More funds and fund managers are now stating that allocations between 5 percent and 10  percent to bullion are prudent. Kevin O’Leary, Chairman of O’Leary Funds and star of ABC’s Shark Tank and CBC’s Dragon’s Den has owned gold for decades and maintains a 5  percent weighting. When the price dips and his weighting drops, he says he buys into weakness.

US-based Wainwright & Co. Economics Inc. studied the allocation of gold required to protect against inflation and found that “a US-equities portfolio in which 15 percent of the assets are diverted to gold bullion would be effectively immune from damage due to a rising gold price and that is, we believe, equivalent to immunity from inflation.”

Emerging market demand for gold continues to grow, with China asserting a dominant role. The World Gold Council reported that, for Q1 2012, China’s gold demand was up 10  percent year-over-year, despite a 22  percent increase in average prices.   Inflation concerns and government attempts to cool off the housing market continue to drive Chinese gold demand and, before long, China will overtake India as the top global gold consumer. Chinese demand for goods, services and, yes, gold, will shape the global economic and investment environment for the balance of the 21st century.

Gold has been a store of value and wealth preservation for more than 3,000 years, while ALL fiat currencies have reverted to zero value after around 30 years.   The clock is ticking on the US dollar; it has been 41 years since President Richard Nixon abandoned the gold standard in 1971.

In a recent Capitol Hill hearing, Treasury Secretary Timothy Geithner was asked: If he could request just one final debt ceiling increase, how much would it be? “It would be a lot,” he said. “It would make you uncomfortable.”  The Treasury Department’s own projections have US debt at $23 trillion by 2015  – a 64 percent increase to the current debt limit. Given gold’s close correlation to US government debt, a gold price in the $2,750 range in two to three years’ time seems to be a worst-case scenario. Now is the time to buy gold, not to sell.

Has Gold Hit Bottom, and What Will Drive it to $10,000? | US Government Debt

Fund managers, advisors and investors must realize that not all bullion investments are created equal. Uncompromised gold that offers liquidity, no counterparty risk, and allows unitholders to own their bullion outright is hard to find, yet well worth the effort, particularly in an era of increasing risk to the very foundations of the financial system.
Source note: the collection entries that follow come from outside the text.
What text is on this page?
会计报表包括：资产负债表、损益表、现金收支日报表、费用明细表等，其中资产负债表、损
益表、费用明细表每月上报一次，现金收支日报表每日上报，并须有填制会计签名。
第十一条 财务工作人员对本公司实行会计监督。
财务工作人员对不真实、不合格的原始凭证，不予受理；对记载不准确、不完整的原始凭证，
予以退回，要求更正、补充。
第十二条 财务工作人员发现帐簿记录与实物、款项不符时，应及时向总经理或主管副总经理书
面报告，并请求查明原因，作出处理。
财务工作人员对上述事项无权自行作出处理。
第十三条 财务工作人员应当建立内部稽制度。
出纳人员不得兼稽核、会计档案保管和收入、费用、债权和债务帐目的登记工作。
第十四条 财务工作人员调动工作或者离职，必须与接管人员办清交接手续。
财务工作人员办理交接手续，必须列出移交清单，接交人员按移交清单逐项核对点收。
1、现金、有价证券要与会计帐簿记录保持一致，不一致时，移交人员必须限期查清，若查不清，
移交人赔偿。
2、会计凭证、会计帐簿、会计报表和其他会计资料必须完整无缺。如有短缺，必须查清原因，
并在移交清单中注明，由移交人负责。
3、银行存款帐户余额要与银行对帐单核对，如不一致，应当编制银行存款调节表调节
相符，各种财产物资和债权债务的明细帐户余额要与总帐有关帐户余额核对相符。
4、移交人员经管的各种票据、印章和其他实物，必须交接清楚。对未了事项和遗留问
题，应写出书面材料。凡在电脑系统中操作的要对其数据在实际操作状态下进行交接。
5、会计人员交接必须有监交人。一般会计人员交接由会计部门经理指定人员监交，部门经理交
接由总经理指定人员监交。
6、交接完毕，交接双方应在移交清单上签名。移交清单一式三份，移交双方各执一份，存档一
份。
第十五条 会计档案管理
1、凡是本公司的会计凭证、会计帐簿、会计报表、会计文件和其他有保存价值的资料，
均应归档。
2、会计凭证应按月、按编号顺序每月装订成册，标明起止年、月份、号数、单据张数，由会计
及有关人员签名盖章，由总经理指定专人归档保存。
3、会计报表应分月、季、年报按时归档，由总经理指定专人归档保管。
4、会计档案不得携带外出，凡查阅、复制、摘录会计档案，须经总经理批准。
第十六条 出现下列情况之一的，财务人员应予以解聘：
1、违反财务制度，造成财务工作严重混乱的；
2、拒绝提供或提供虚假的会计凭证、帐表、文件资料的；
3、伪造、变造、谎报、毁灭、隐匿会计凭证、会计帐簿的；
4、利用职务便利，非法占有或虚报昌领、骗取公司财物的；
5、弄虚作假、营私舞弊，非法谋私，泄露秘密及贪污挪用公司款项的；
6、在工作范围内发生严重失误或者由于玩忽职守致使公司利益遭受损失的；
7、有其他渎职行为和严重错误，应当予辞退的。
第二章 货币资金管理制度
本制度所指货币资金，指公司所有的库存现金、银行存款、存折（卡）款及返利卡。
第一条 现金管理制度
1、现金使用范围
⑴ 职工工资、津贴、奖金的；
Due to extensive and increasing risks facing the global economy, gold is poised to proceed in its bull market to a conceivable target of $10,000 an ounce – a topic I deal with at length in my upcoming book to be published by John Wiley & Sons: $10,000 Gold: The Inevitable Rise and Investor’s Safe Haven. How best to participate in the upside is open to debate, but we at BMG feel that ownership of uncompromised bullion is the most reliable way of preserving wealth.